The video appears to show SpaceX's new rocket — the BFR, or "Big Fucking Rocket" — as well as the company's interplanetary spaceship — the BFS, or "Big Fucking Spaceship."
The rocket and spaceship combination will apparently be much bigger than SpaceX's Falcon 9. Elon Musk tweeted that, together on the launchpad, they will reach 122 meters tall — almost twice as tall as the 70-meter Falcon 9. The BFR has 28,730,000 pounds of thrust at liftoff. Musk has said that the Raptor engine — SpaceX's next generation rocket engine — has about 500,000 pounds of thrust, which means the BFR would use somewhere in the neighborhood of 50–60 Raptor engines in its first stage. (For reference, the Falcon 9 generates 1.7 million pounds of thrust at liftoff and uses nine "Merlin" engines.)
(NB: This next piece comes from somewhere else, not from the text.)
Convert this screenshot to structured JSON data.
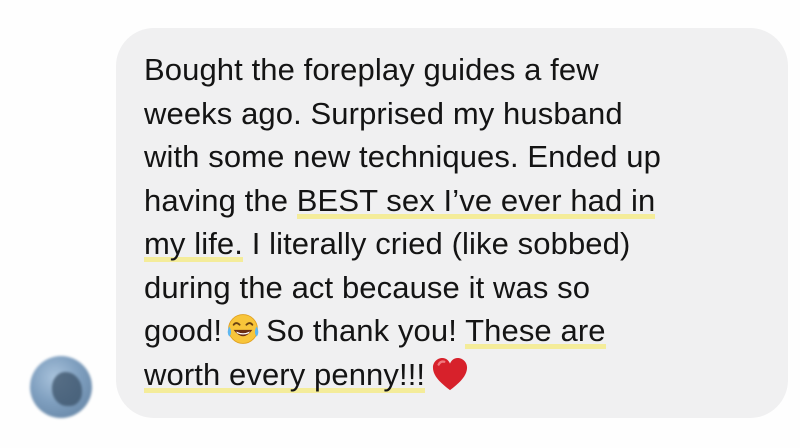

The simulation video shows that, after reaching space, SpaceX plans to park its spaceship in orbit while the BFR returns to the launchpad. SpaceX has landed six of its Falcon 9 rockets so far — two on solid ground and four at sea — and it plans to do the same with the BFR, though the process looks much more precise here. The BFR will apparently land directly back on the "launch mount," in order to allow SpaceX to rapidly attach a fueling tank to the top of the BFR. That fueling tank will then be sent back up into space to fuel up the BFS for its trip through the Solar System.
The fuel tanker ship (which looks very much like the BFS in this video) presumably lands back on Earth. The BFR is shown taking off from and landing back at Launch Pad 39A at the Kennedy Space Center. SpaceX signed a 20-year lease for Launch Pad 39A in 2014 — it was the famous launch site for many of the Apollo missions (including Apollo 11) and hosted the first and last Space Shuttle launches.
The BFS is the other major component being shown off here, and it is detailed in the second half of the video. It has solar arrays that will deploy during the trip to Mars, and they are capable of generating 200kW of power.
The BFS will "coast" to Mars at a speed of more than 62,000 miles per hour, according to the video. Upon entering Mars' atmosphere, the outside of the ship will heat up to more than 3,000 degrees Fahrenheit. It will then use supersonic retro propulsion (or "many rockets firing at once") to lower the giant craft to the surface of Mars.
And that's about it. The video is short on details beyond what you see here. We still don't know how Musk plans to keep travelers alive either during or after the trip to Mars, where they'll live, how much any of this will cost, or where he'll get the money from. There is one final bit, though: an animation of Mars becoming a lush, green-and-blue world, much like Earth. Is terraforming going to be part of Musk's announcement, too? We'll hopefully find out shortly when he takes the stage in Mexico.